RESILIENCIA IRRACIONAL
Aun así, y a pesar de todo, seguimos adelante, atrapados en un extraño pacto de supervivencia con el absurdo. Porque, en el fondo, lo más enigmático de este país no son las crisis económicas ni la inestabilidad emocional de nuestro sistema político, ni tampoco del humor de nuestros políticos -que al final son la síntesis de lo que nos pasa como sociedad-, sino esa resiliencia obstinada que nos hace seguir adelante como si el desastre fuera siempre provisional, como si cada caos pudiera ser enmendado con la próxima elección o el próximo cambio de gobierno o la próxima medida que saque de la galera un ministro de economía.
Todo es un pacto tácito con la esperanza irracional, una especie de fe laica que nos dice que todo va a mejorar, aunque cada señal indique lo contrario.
ESPERANDO AL MESÍAS
Vivimos en la espera de una realidad mejor que nunca llega, y cada generación hereda ese mismo anhelo, un deseo insatisfecho que se convierte en un lastre. Pero quizás lo más absurdo, lo más paradójico de todo, es que seguimos creyendo, aunque sea en secreto, que la utopía aún es posible. Que tal vez algún día alguien encontrará la fórmula mágica para arreglarlo todo, para reparar lo irremediable.
¿Es eso esperanza o es locura? ¿Es una fe ciega o una resistencia inexplicable? Quizá la verdad más incómoda de todas sea que, en el fondo, amamos el desorden, y que hemos aprendido a sentirnos vivos en la precariedad y la angustia y frustración permanente, y que tan solo nos haga falta ser campeones de fútbol para ser el mejor país del mundo.

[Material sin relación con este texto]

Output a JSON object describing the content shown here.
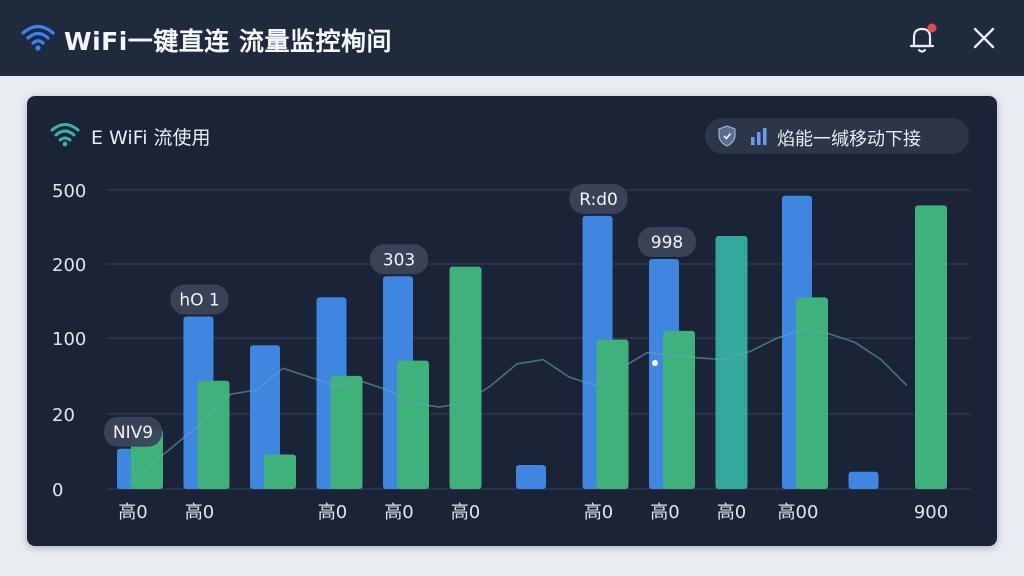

Tal vez la utopía argentina sea eso: un caos tolerable, un desorden administrado por gente sin escrúpulos pero que siempre son elegidos. Un lugar donde todo está siempre a punto de derrumbarse, pero nunca se cae del todo. Una decadencia organizada, de donde sí sabemos, que solo se sale a través de la política, pero no con estos políticos.
Y así seguimos, como desde hace décadas, persiguiendo un país ideal que parece desvanecerse cuanto más nos acercamos. Quizá el verdadero obstáculo no sea la coexistencia de ideas distintas, como algunos piensan, sino en nuestra incapacidad para construir puentes.
Mientras elijamos señalar culpables en lugar de crear acuerdos, ese país que tanto deseamos no será más que un espejismo en el horizonte.